Témoignant aussi d’une actualité récente, Home, de Rafat Alzakout, aborde le sentiment de perte et l’exil forcé d’un danseur et artiste polyvalent qui a laissé derrière lui, dans une Syrie désormais meurtrie, sa troupe d’amis et leurs habituels spectacles de marionnettes satiriques pour enfants. Malgré une certaine binarité appuyée dans la mise en scène – l’avant et l’après clairement annoncés – ce film aura eu le mérite de pointer la focale sur ce que nous avons rarement l’occasion de voir dans le traitement médiatique des conflits ; à savoir : la multitude de sentiments contraires qui cohabitent dans les esprits, et surtout la vigueur nécessaire de l’art, devenu vital à ce stade, prodiguant du sens et un partage collectif.
Des arts dans leur grande variété, il en est question en filigrane dans les approches singulières d’autres films. Khalik Allah, dans le remarquable Field Niggas, part de son travail photographique pour installer la trame de son film désynchronisé dans lequel apparaissent des images ralenties de silhouettes d’habitants de Harlem, afro-américains pour la plupart, les yeux rendus vitreux par le « spice » qu’ils fument dans la rue. L’œuvre filmique apporte naturellement un moyen d’exploration de la vie et un mouvement qu’on décèle pourtant déjà dans des clichés inspirés par la tradition documentaire américaine de la street photography. Le décalage rythmique de l’image et du son opère la distinction entre une parole libératrice et foisonnante, qui se doit d’être entendue, et des visages perdus dans un autre temps, qui se doivent d’être vus et observés lentement.
Dans Meurtrière, de Philippe Grandrieux, l’exercice de contemplation des corps est aussi ce qui meut la conception picturale de ce film-performance à l’écran vertical.

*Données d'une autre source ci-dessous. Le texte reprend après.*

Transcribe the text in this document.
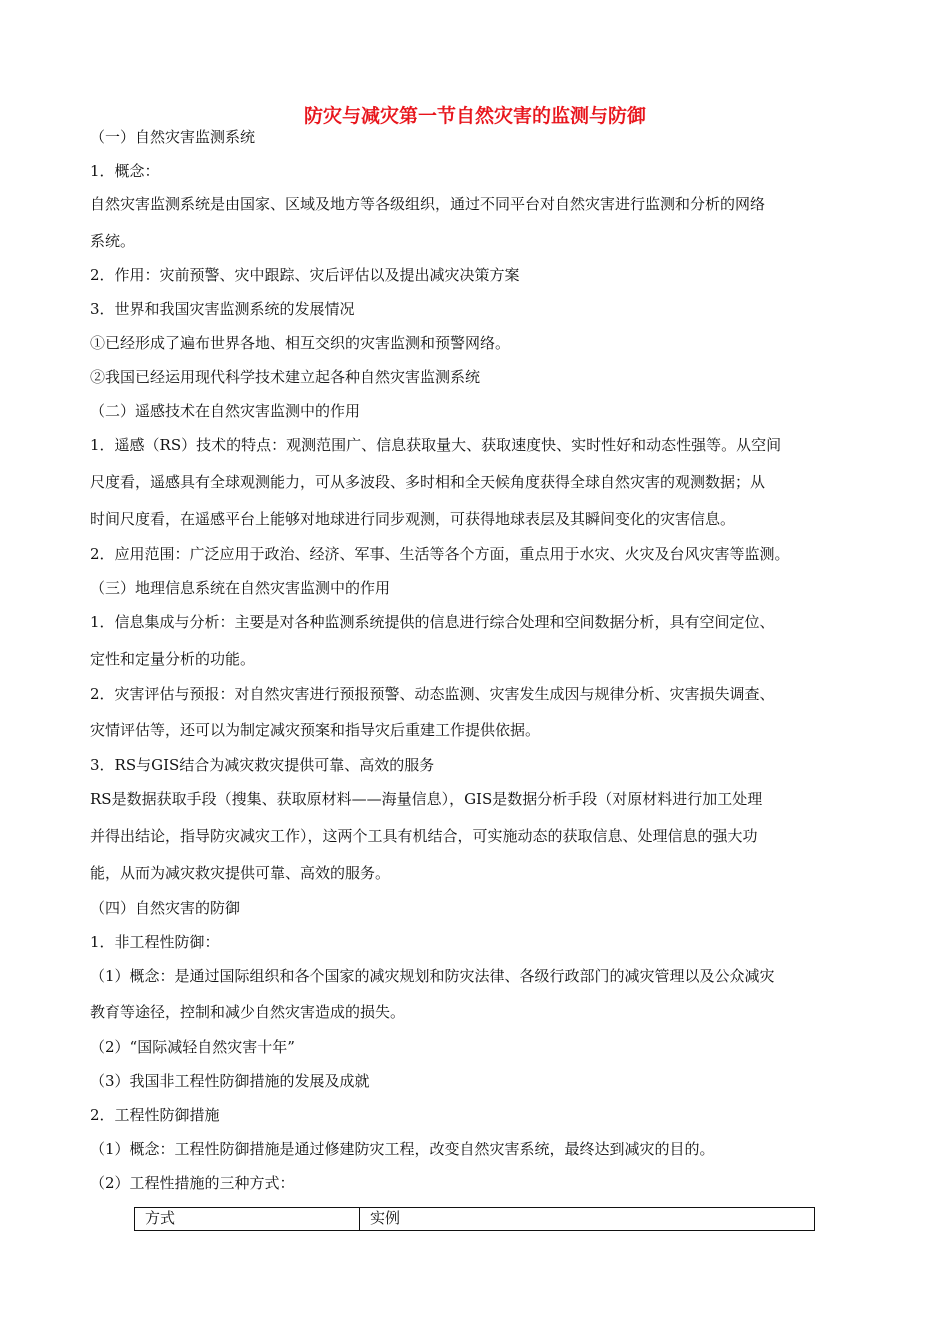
防灾与减灾第一节自然灾害的监测与防御
（一）自然灾害监测系统
1．概念：
自然灾害监测系统是由国家、区域及地方等各级组织，通过不同平台对自然灾害进行监测和分析的网络
系统。
2．作用：灾前预警、灾中跟踪、灾后评估以及提出减灾决策方案
3．世界和我国灾害监测系统的发展情况
①已经形成了遍布世界各地、相互交织的灾害监测和预警网络。
②我国已经运用现代科学技术建立起各种自然灾害监测系统
（二）遥感技术在自然灾害监测中的作用
1．遥感（RS）技术的特点：观测范围广、信息获取量大、获取速度快、实时性好和动态性强等。从空间
尺度看，遥感具有全球观测能力，可从多波段、多时相和全天候角度获得全球自然灾害的观测数据；从
时间尺度看，在遥感平台上能够对地球进行同步观测，可获得地球表层及其瞬间变化的灾害信息。
2．应用范围：广泛应用于政治、经济、军事、生活等各个方面，重点用于水灾、火灾及台风灾害等监测。
（三）地理信息系统在自然灾害监测中的作用
1．信息集成与分析：主要是对各种监测系统提供的信息进行综合处理和空间数据分析，具有空间定位、
定性和定量分析的功能。
2．灾害评估与预报：对自然灾害进行预报预警、动态监测、灾害发生成因与规律分析、灾害损失调查、
灾情评估等，还可以为制定减灾预案和指导灾后重建工作提供依据。
3．RS与GIS结合为减灾救灾提供可靠、高效的服务
RS是数据获取手段（搜集、获取原材料——海量信息），GIS是数据分析手段（对原材料进行加工处理
并得出结论，指导防灾减灾工作），这两个工具有机结合，可实施动态的获取信息、处理信息的强大功
能，从而为减灾救灾提供可靠、高效的服务。
（四）自然灾害的防御
1．非工程性防御：
（1）概念：是通过国际组织和各个国家的减灾规划和防灾法律、各级行政部门的减灾管理以及公众减灾
教育等途径，控制和减少自然灾害造成的损失。
（2）“国际减轻自然灾害十年”
（3）我国非工程性防御措施的发展及成就
2．工程性防御措施
（1）概念：工程性防御措施是通过修建防灾工程，改变自然灾害系统，最终达到减灾的目的。
（2）工程性措施的三种方式：
方式	实例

Des danseuses s’entremêlent et se figent dans des poses lentement transformées par des surimpressions successives, tel un tableau mouvant où la peinture se mélange en surface. La pulsion incontrôlable du corps, figurée par des sursauts de convulsions et des bruits de râle, est rejouée de manière intense dans une forme qui éclate le cinéma dans un spectacle méditatif.
Pulsions cette fois inconscientes dans le récit autobiographique de Louis Skorecki, Le juif de Lascaux, OFNI que lui même rapproche de la forme poétique. Comme avec des mots assemblés sans recherche d’intelligibilité manifeste, des séquences jouées en extérieur par des acteurs-amis convoquent cuisine juive, Adam et Eve, un rat, et des sentiments familiaux troubles et troublés.

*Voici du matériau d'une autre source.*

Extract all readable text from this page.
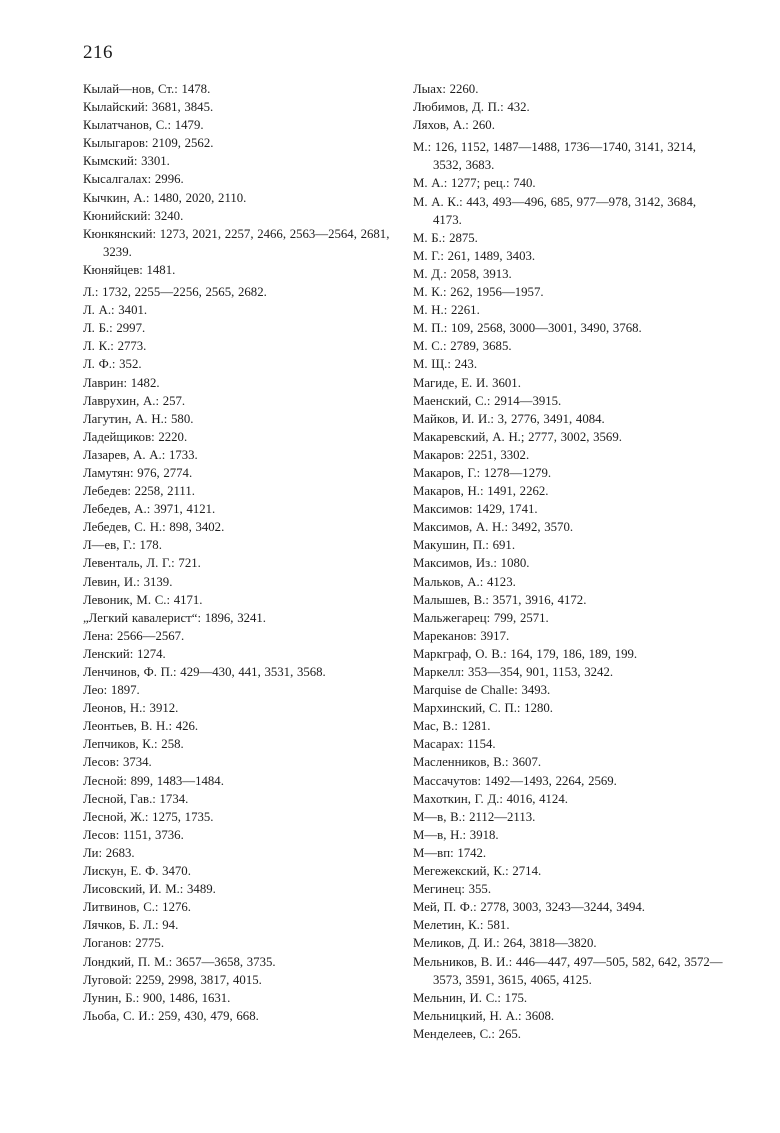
216
Кылай—нов, Ст.: 1478.
Кылайский: 3681, 3845.
Кылатчанов, С.: 1479.
Кылыгаров: 2109, 2562.
Кымский: 3301.
Кысалгалах: 2996.
Кычкин, А.: 1480, 2020, 2110.
Кюнийский: 3240.
Кюнкянский: 1273, 2021, 2257, 2466, 2563—2564, 2681, 3239.
Кюняйцев: 1481.
Л.: 1732, 2255—2256, 2565, 2682.
Л. А.: 3401.
Л. Б.: 2997.
Л. К.: 2773.
Л. Ф.: 352.
Лаврин: 1482.
Лаврухин, А.: 257.
Лагутин, А. Н.: 580.
Ладейщиков: 2220.
Лазарев, А. А.: 1733.
Ламутян: 976, 2774.
Лебедев: 2258, 2111.
Лебедев, А.: 3971, 4121.
Лебедев, С. Н.: 898, 3402.
Л—ев, Г.: 178.
Левенталь, Л. Г.: 721.
Левин, И.: 3139.
Левоник, М. С.: 4171.
„Легкий кавалерист“: 1896, 3241.
Лена: 2566—2567.
Ленский: 1274.
Ленчинов, Ф. П.: 429—430, 441, 3531, 3568.
Лео: 1897.
Леонов, Н.: 3912.
Леонтьев, В. Н.: 426.
Лепчиков, К.: 258.
Лесов: 3734.
Лесной: 899, 1483—1484.
Лесной, Гав.: 1734.
Лесной, Ж.: 1275, 1735.
Лесов: 1151, 3736.
Ли: 2683.
Лискун, Е. Ф. 3470.
Лисовский, И. М.: 3489.
Литвинов, С.: 1276.
Лячков, Б. Л.: 94.
Логанов: 2775.
Лондкий, П. М.: 3657—3658, 3735.
Луговой: 2259, 2998, 3817, 4015.
Лунин, Б.: 900, 1486, 1631.
Льоба, С. И.: 259, 430, 479, 668.
Лыах: 2260.
Любимов, Д. П.: 432.
Ляхов, А.: 260.
М.: 126, 1152, 1487—1488, 1736—1740, 3141, 3214, 3532, 3683.
М. А.: 1277; рец.: 740.
М. А. К.: 443, 493—496, 685, 977—978, 3142, 3684, 4173.
М. Б.: 2875.
М. Г.: 261, 1489, 3403.
М. Д.: 2058, 3913.
М. К.: 262, 1956—1957.
М. Н.: 2261.
М. П.: 109, 2568, 3000—3001, 3490, 3768.
М. С.: 2789, 3685.
М. Щ.: 243.
Магиде, Е. И. 3601.
Маенский, С.: 2914—3915.
Майков, И. И.: 3, 2776, 3491, 4084.
Макаревский, А. Н.; 2777, 3002, 3569.
Макаров: 2251, 3302.
Макаров, Г.: 1278—1279.
Макаров, Н.: 1491, 2262.
Максимов: 1429, 1741.
Максимов, А. Н.: 3492, 3570.
Макушин, П.: 691.
Максимов, Из.: 1080.
Мальков, А.: 4123.
Малышев, В.: 3571, 3916, 4172.
Мальжегарец: 799, 2571.
Мареканов: 3917.
Маркграф, О. В.: 164, 179, 186, 189, 199.
Маркелл: 353—354, 901, 1153, 3242.
Marquise de Challe: 3493.
Мархинский, С. П.: 1280.
Мас, В.: 1281.
Масарах: 1154.
Масленников, В.: 3607.
Массачутов: 1492—1493, 2264, 2569.
Махоткин, Г. Д.: 4016, 4124.
М—в, В.: 2112—2113.
М—в, Н.: 3918.
М—вп: 1742.
Мегежекский, К.: 2714.
Мегинец: 355.
Мей, П. Ф.: 2778, 3003, 3243—3244, 3494.
Мелетин, К.: 581.
Меликов, Д. И.: 264, 3818—3820.
Мельников, В. И.: 446—447, 497—505, 582, 642, 3572—3573, 3591, 3615, 4065, 4125.
Мельнин, И. С.: 175.
Мельницкий, Н. А.: 3608.
Менделеев, С.: 265.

La diversité du panel de la programmation rend les trois compétitions (française, internationale et premier film) assez secondaires par rapport à une sélection qui se justifie dans la rencontre même entre des approches du monde hétéroclites. Rencontre entre les films mais aussi entre des réalisateurs et des amateurs de cinéma, le FID a pour lui d’aider à décloisonner aussi bien le regard que les barrières entre les genres.
Que l’on aime ou non, force est de reconnaître la volonté salutaire de proposer des formes et des propos qui ne s’alignent pas dans une pensée unique. Le désir de cultiver cet éveil représente en soi une perspective engagée. Celle qui fait le pari de sans cesse renouveler l’étonnement pour faire échapper à un statu quo aveuglant.